The report’s second key takeaway is inherently linked to its first: the decline of the Boomer population will lead to more aggressive outreach to a younger demographic. “Consumers are not changing their minds about wine,” McMillan says. “Older, 60+-year-old consumers who historically index higher for wine purchases are sunsetting, replaced by younger consumers who index lower for wine and prefer other drink categories.”
SVB asserts that it is essential for the wine industry to rethink its approach to the 30-45 age group to improve wine’s share among beer and spirits. One of the ways they say this can be done is by developing occasion-based marketing campaigns targeted specifically for this demographic, which may potentially offset declines in older generations.
Finally, SVB shares its takes on the metrics fueling the wine industry’s downturn. Per SVB estimates, Baby Boomer’s impact on sales declines will continue for years to come, peaking between 2029 and 2031. Depending on successes in adapting to a new consumer, the premium business will return to flat growth between 2027 and 2029. Off-premise growth will also go flat between 2028 and 2031.
While the overall report can hardly be called positive, there are a few diamonds in the rough. For example, wine-based ready-to-drink (RTD) products are growing steadily, up 29.3 percent year-over-year by volume. No- and low-alcohol wine is also a bright spot, up 27.2 percent, though there are limits to how vast the category can grow. White wine and Prosecco also demonstrated positive growth rates by volume, with white wine securing better sales growth rates than red wine.

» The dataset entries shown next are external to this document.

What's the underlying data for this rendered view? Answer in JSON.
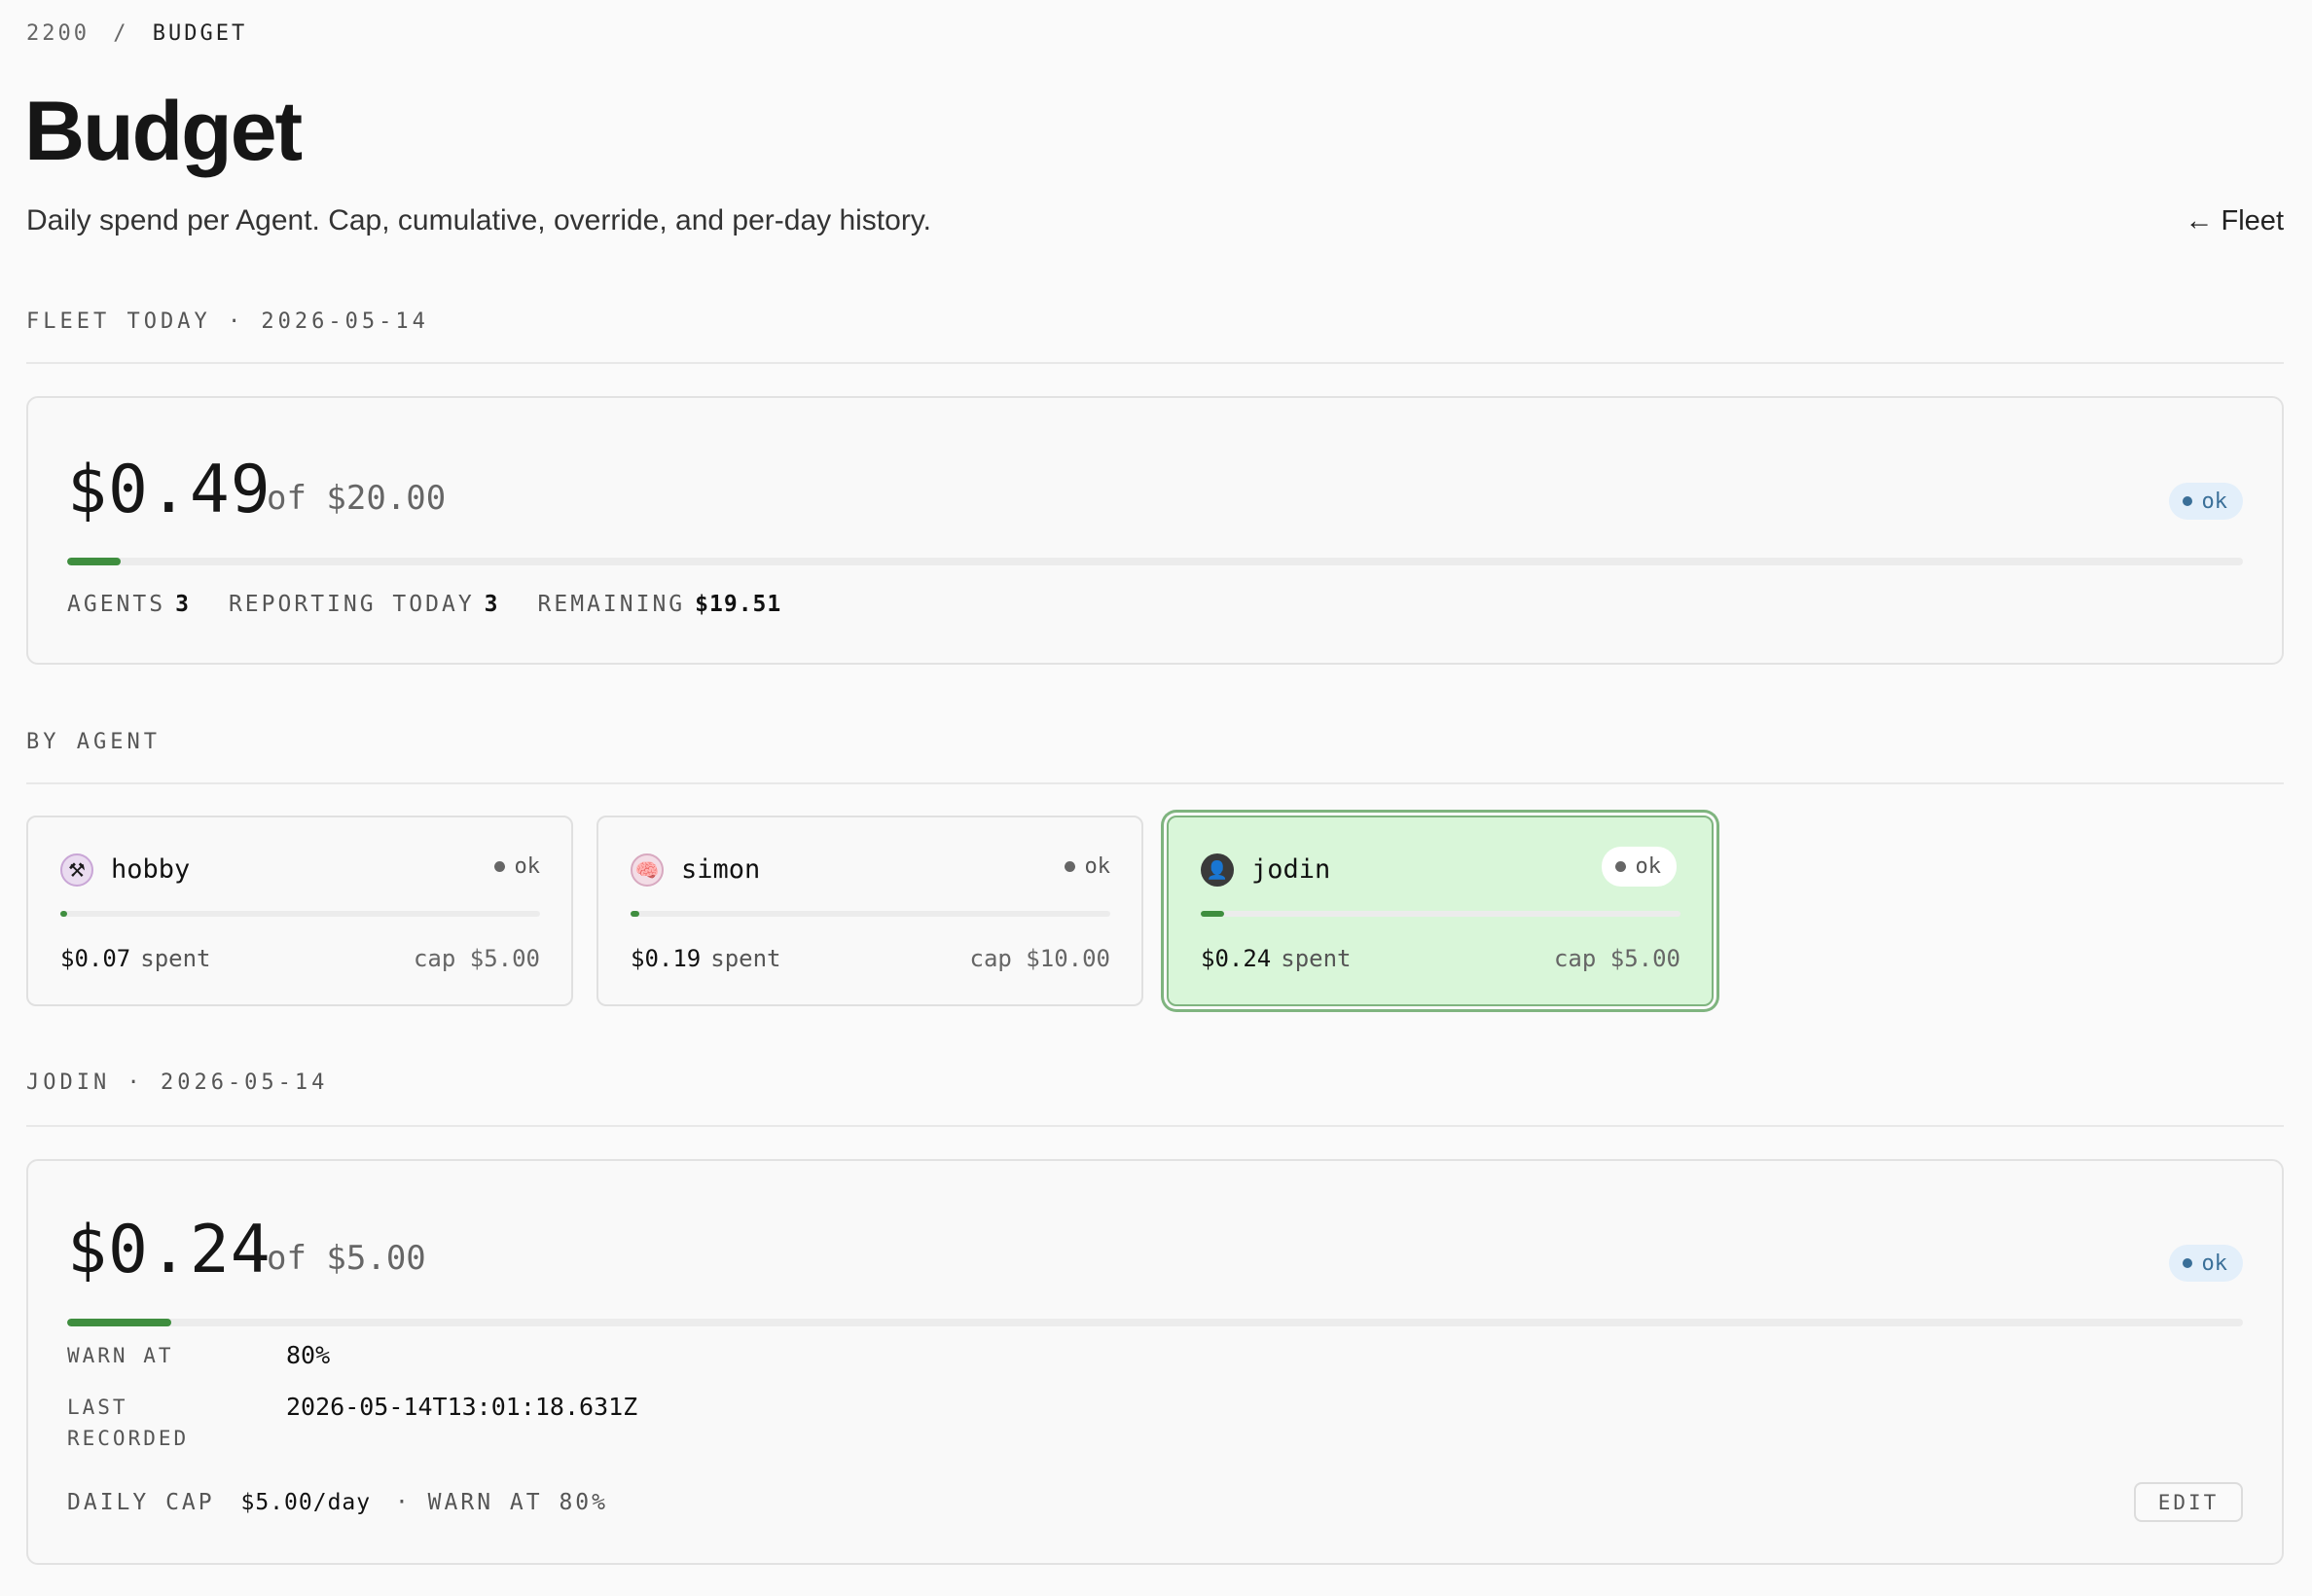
{
  "breadcrumb": {
    "root": "2200",
    "sep": "/",
    "current": "BUDGET"
  },
  "header": {
    "title": "Budget",
    "subtitle": "Daily spend per Agent. Cap, cumulative, override, and per-day history.",
    "back_link": "← Fleet"
  },
  "fleet": {
    "section_label": "FLEET TODAY · 2026-05-14",
    "spent": "$0.49",
    "of_cap": "of $20.00",
    "status": "ok",
    "progress_percent": 2.45,
    "stats": [
      {
        "label": "AGENTS",
        "value": "3"
      },
      {
        "label": "REPORTING TODAY",
        "value": "3"
      },
      {
        "label": "REMAINING",
        "value": "$19.51"
      }
    ]
  },
  "by_agent": {
    "section_label": "BY AGENT",
    "agents": [
      {
        "name": "hobby",
        "avatar": "tools-icon",
        "avatar_glyph": "⚒",
        "status": "ok",
        "spent": "$0.07",
        "spent_label": "spent",
        "cap": "cap $5.00",
        "progress_percent": 1.4,
        "selected": false
      },
      {
        "name": "simon",
        "avatar": "brain-icon",
        "avatar_glyph": "🧠",
        "status": "ok",
        "spent": "$0.19",
        "spent_label": "spent",
        "cap": "cap $10.00",
        "progress_percent": 1.9,
        "selected": false
      },
      {
        "name": "jodin",
        "avatar": "person-avatar",
        "avatar_glyph": "👤",
        "status": "ok",
        "spent": "$0.24",
        "spent_label": "spent",
        "cap": "cap $5.00",
        "progress_percent": 4.8,
        "selected": true
      }
    ]
  },
  "detail": {
    "section_label": "JODIN · 2026-05-14",
    "spent": "$0.24",
    "of_cap": "of $5.00",
    "status": "ok",
    "progress_percent": 4.8,
    "warn_at_label": "WARN AT",
    "warn_at_value": "80%",
    "last_recorded_label_1": "LAST",
    "last_recorded_label_2": "RECORDED",
    "last_recorded_value": "2026-05-14T13:01:18.631Z",
    "footer_daily_cap_label": "DAILY CAP",
    "footer_daily_cap_value": "$5.00/day",
    "footer_warn": "· WARN AT 80%",
    "edit_label": "EDIT"
  },
  "colors": {
    "accent_green": "#3f8e3f",
    "selected_bg": "#d9f6d9",
    "ok_pill_bg": "#e3effa",
    "ok_pill_text": "#3a6f98"
  }
}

Digging deeper into wineries’ financial standings, the news isn’t all negative either. While the bottom quartile is down approximately 16 percent, the top quartile grew by 22 percent last year. Moreover, most of the winery owners surveyed reported “generally good” financial health, despite decreased sales and lower profitability. But to maintain this standing, and ensure the industry’s future health, understanding consumer demand and shifting marketing strategies is of the utmost importance.
“The one certainty in this market cycle is change. As the fundamental assumptions that led to industry growth have evolved, the tactics we counted on need to be revised to restore growth,” the report states. “The fix isn’t simple. The entire wine category is fragmented, making collaborations difficult. However, the reasons behind the adverse market are the same for everyone, so collaboration to market the category remains the best solution.”